Silfra fissure

Diver’s Death Calls for Stricter Rules at Silfra

The victim of a diving accident at the Silfra fissure in Iceland’s Þingvellir National Park was pronounced dead yesterday, Thursday. The victim was a 26-year-old woman of Chinese nationality and United States residency. She was in Iceland as a tourist and was diving with her husband, another couple, and a licensed guide.

The accident occured just after noon on Tuesday, January 26. The woman was taken immediately to the hospital in Reykjavík via helicopter and was in critical condition. The Chinese Embassy in Iceland has been assisting in the situation and the woman’s family has been notified of her death.

The exact cause of the accident is unclear at this point but the Selfoss Police Department is making an investigation. According to the assistant chief constable of South Iceland Police, Þorgrímur Óli Sigurðsson, what is probable is that some kind of current in the Silfra fissure pulled the diver down to a depth of 30 meters (98 feet), where she remained for around ten minutes. It is questionable whether she had an adequate oxygen supply for the entire time.

While it is uncertain whether or not the accident was due to a failure of equipment, a piece of the woman’s diving gear was found at the bottom of the fissure.

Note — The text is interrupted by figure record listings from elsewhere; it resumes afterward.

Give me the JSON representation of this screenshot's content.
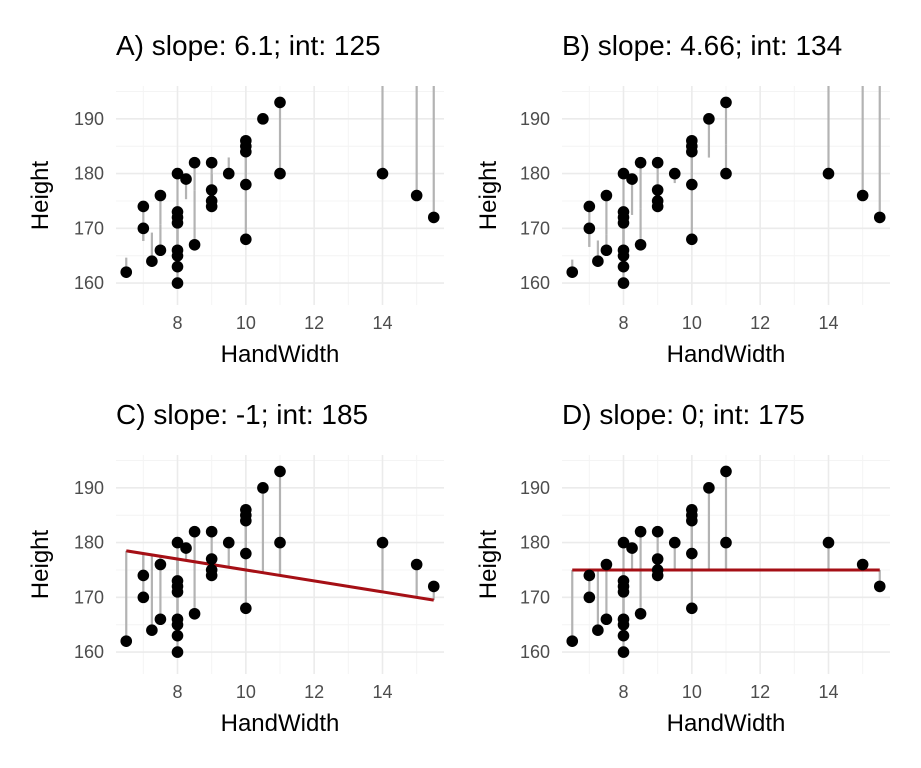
{
  "chart_data": [
    {
      "type": "scatter",
      "title": "A) slope:  6.1; int: 125",
      "xlabel": "HandWidth",
      "ylabel": "Height",
      "x": [
        6.5,
        7,
        7,
        7.25,
        7.5,
        7.5,
        8,
        8,
        8,
        8,
        8,
        8,
        8,
        8,
        8.25,
        8.5,
        8.5,
        9,
        9,
        9,
        9,
        9.5,
        10,
        10,
        10,
        10,
        10,
        10.5,
        11,
        11,
        14,
        15,
        15.5
      ],
      "y": [
        162,
        174,
        170,
        164,
        176,
        166,
        180,
        173,
        171,
        165,
        163,
        160,
        172,
        166,
        179,
        182,
        167,
        182,
        177,
        174,
        175,
        180,
        186,
        184,
        185,
        178,
        168,
        190,
        193,
        180,
        180,
        176,
        172
      ],
      "line": {
        "slope": 6.1,
        "intercept": 125
      },
      "xlim": [
        6.2,
        15.8
      ],
      "ylim": [
        156,
        196
      ],
      "xticks": [
        8,
        10,
        12,
        14
      ],
      "yticks": [
        160,
        170,
        180,
        190
      ],
      "grid": true
    },
    {
      "type": "scatter",
      "title": "B) slope:  4.66; int: 134",
      "xlabel": "HandWidth",
      "ylabel": "Height",
      "x": [
        6.5,
        7,
        7,
        7.25,
        7.5,
        7.5,
        8,
        8,
        8,
        8,
        8,
        8,
        8,
        8,
        8.25,
        8.5,
        8.5,
        9,
        9,
        9,
        9,
        9.5,
        10,
        10,
        10,
        10,
        10,
        10.5,
        11,
        11,
        14,
        15,
        15.5
      ],
      "y": [
        162,
        174,
        170,
        164,
        176,
        166,
        180,
        173,
        171,
        165,
        163,
        160,
        172,
        166,
        179,
        182,
        167,
        182,
        177,
        174,
        175,
        180,
        186,
        184,
        185,
        178,
        168,
        190,
        193,
        180,
        180,
        176,
        172
      ],
      "line": {
        "slope": 4.66,
        "intercept": 134
      },
      "xlim": [
        6.2,
        15.8
      ],
      "ylim": [
        156,
        196
      ],
      "xticks": [
        8,
        10,
        12,
        14
      ],
      "yticks": [
        160,
        170,
        180,
        190
      ],
      "grid": true
    },
    {
      "type": "scatter",
      "title": "C) slope:  -1; int: 185",
      "xlabel": "HandWidth",
      "ylabel": "Height",
      "x": [
        6.5,
        7,
        7,
        7.25,
        7.5,
        7.5,
        8,
        8,
        8,
        8,
        8,
        8,
        8,
        8,
        8.25,
        8.5,
        8.5,
        9,
        9,
        9,
        9,
        9.5,
        10,
        10,
        10,
        10,
        10,
        10.5,
        11,
        11,
        14,
        15,
        15.5
      ],
      "y": [
        162,
        174,
        170,
        164,
        176,
        166,
        180,
        173,
        171,
        165,
        163,
        160,
        172,
        166,
        179,
        182,
        167,
        182,
        177,
        174,
        175,
        180,
        186,
        184,
        185,
        178,
        168,
        190,
        193,
        180,
        180,
        176,
        172
      ],
      "line": {
        "slope": -1,
        "intercept": 185,
        "color": "#a50f15",
        "show": true
      },
      "xlim": [
        6.2,
        15.8
      ],
      "ylim": [
        156,
        196
      ],
      "xticks": [
        8,
        10,
        12,
        14
      ],
      "yticks": [
        160,
        170,
        180,
        190
      ],
      "grid": true
    },
    {
      "type": "scatter",
      "title": "D) slope:  0; int: 175",
      "xlabel": "HandWidth",
      "ylabel": "Height",
      "x": [
        6.5,
        7,
        7,
        7.25,
        7.5,
        7.5,
        8,
        8,
        8,
        8,
        8,
        8,
        8,
        8,
        8.25,
        8.5,
        8.5,
        9,
        9,
        9,
        9,
        9.5,
        10,
        10,
        10,
        10,
        10,
        10.5,
        11,
        11,
        14,
        15,
        15.5
      ],
      "y": [
        162,
        174,
        170,
        164,
        176,
        166,
        180,
        173,
        171,
        165,
        163,
        160,
        172,
        166,
        179,
        182,
        167,
        182,
        177,
        174,
        175,
        180,
        186,
        184,
        185,
        178,
        168,
        190,
        193,
        180,
        180,
        176,
        172
      ],
      "line": {
        "slope": 0,
        "intercept": 175,
        "color": "#a50f15",
        "show": true
      },
      "xlim": [
        6.2,
        15.8
      ],
      "ylim": [
        156,
        196
      ],
      "xticks": [
        8,
        10,
        12,
        14
      ],
      "yticks": [
        160,
        170,
        180,
        190
      ],
      "grid": true
    }
  ],
  "colors": {
    "point": "#000000",
    "residual": "#b3b3b3",
    "fit_line": "#a50f15",
    "grid": "#ebebeb",
    "tick_text": "#4d4d4d"
  }
}
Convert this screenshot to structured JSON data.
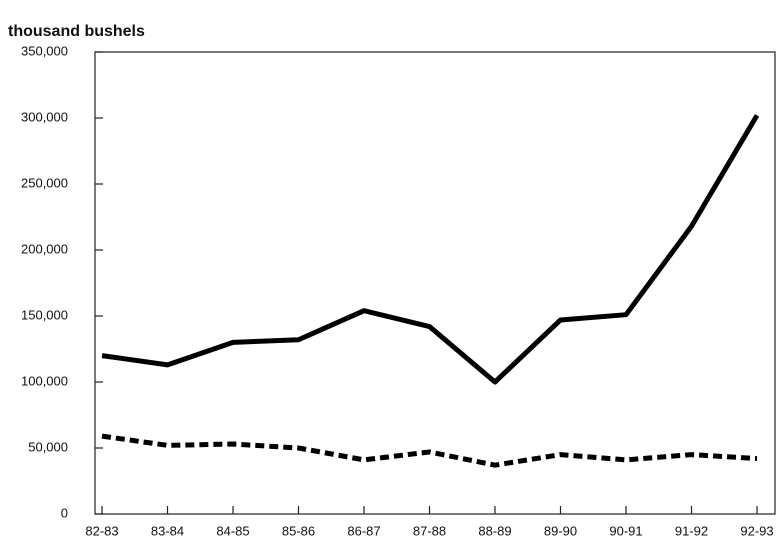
{
  "chart_data": {
    "type": "line",
    "y_label": "thousand bushels",
    "categories": [
      "82-83",
      "83-84",
      "84-85",
      "85-86",
      "86-87",
      "87-88",
      "88-89",
      "89-90",
      "90-91",
      "91-92",
      "92-93"
    ],
    "series": [
      {
        "color": "#000000",
        "dashed": false,
        "values": [
          120000,
          113000,
          130000,
          132000,
          154000,
          142000,
          100000,
          147000,
          151000,
          218000,
          302000
        ]
      },
      {
        "color": "#000000",
        "dashed": true,
        "values": [
          59000,
          52000,
          53000,
          50000,
          41000,
          47000,
          37000,
          45000,
          41000,
          45000,
          42000
        ]
      }
    ],
    "ylim": [
      0,
      350000
    ],
    "yticks": [
      0,
      {
        "value": 50000,
        "label": "50,000"
      },
      {
        "value": 100000,
        "label": "100,000"
      },
      {
        "value": 150000,
        "label": "150,000"
      },
      {
        "value": 200000,
        "label": "200,000"
      },
      {
        "value": 250000,
        "label": "250,000"
      },
      {
        "value": 300000,
        "label": "300,000"
      },
      {
        "value": 350000,
        "label": "350,000"
      }
    ],
    "grid": false
  }
}
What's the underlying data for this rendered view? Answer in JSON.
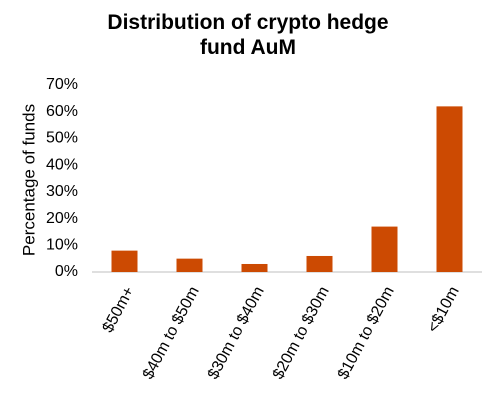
{
  "chart_data": {
    "type": "bar",
    "title": "Distribution of crypto hedge fund AuM",
    "y_label": "Percentage of funds",
    "categories": [
      "$50m+",
      "$40m to $50m",
      "$30m to $40m",
      "$20m to $30m",
      "$10m to $20m",
      "<$10m"
    ],
    "values": [
      8,
      5,
      3,
      6,
      17,
      62
    ],
    "color": "#cc4a02",
    "ylim": [
      0,
      70
    ],
    "yticks": [
      {
        "value": 0,
        "label": "0%"
      },
      {
        "value": 10,
        "label": "10%"
      },
      {
        "value": 20,
        "label": "20%"
      },
      {
        "value": 30,
        "label": "30%"
      },
      {
        "value": 40,
        "label": "40%"
      },
      {
        "value": 50,
        "label": "50%"
      },
      {
        "value": 60,
        "label": "60%"
      },
      {
        "value": 70,
        "label": "70%"
      }
    ],
    "grid": false
  }
}
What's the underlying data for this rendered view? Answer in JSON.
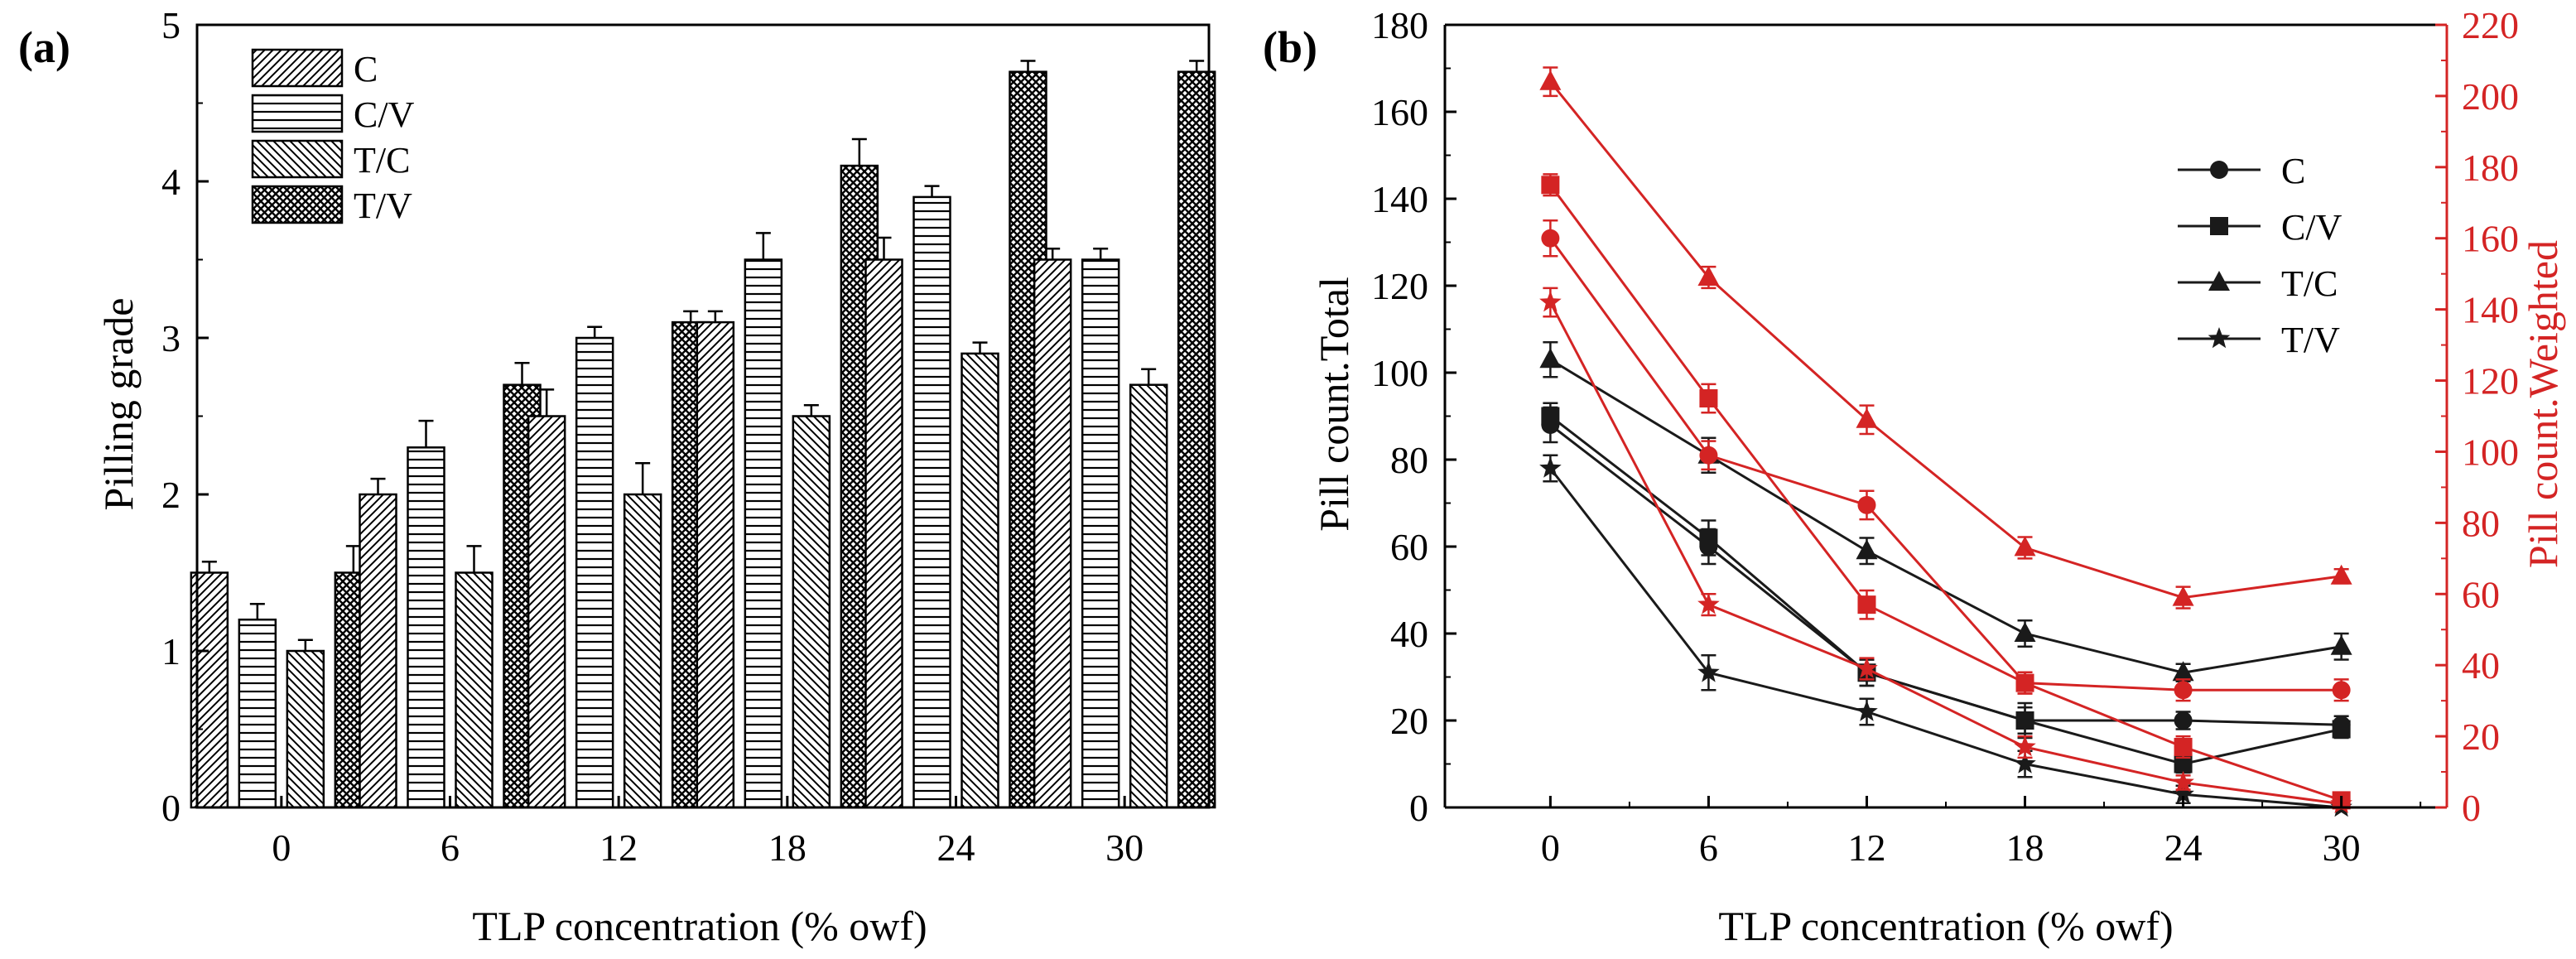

This incident is calling into question the rules and regulations surrounding diving and tourism at Silfra. The fissure, made up of a meeting between North American and Eurasian tectonic plates, attracts nearly 30 thousand divers each year. There was a fatal accident in 2012 which resulted in the stricter regulations. A park ranger at Þingvellir, Ólafur Örn Haraldsson, stated that following this latest accident there is again a call for imposing stricter limitations on diving at Silfra to ensure visitors’ safety.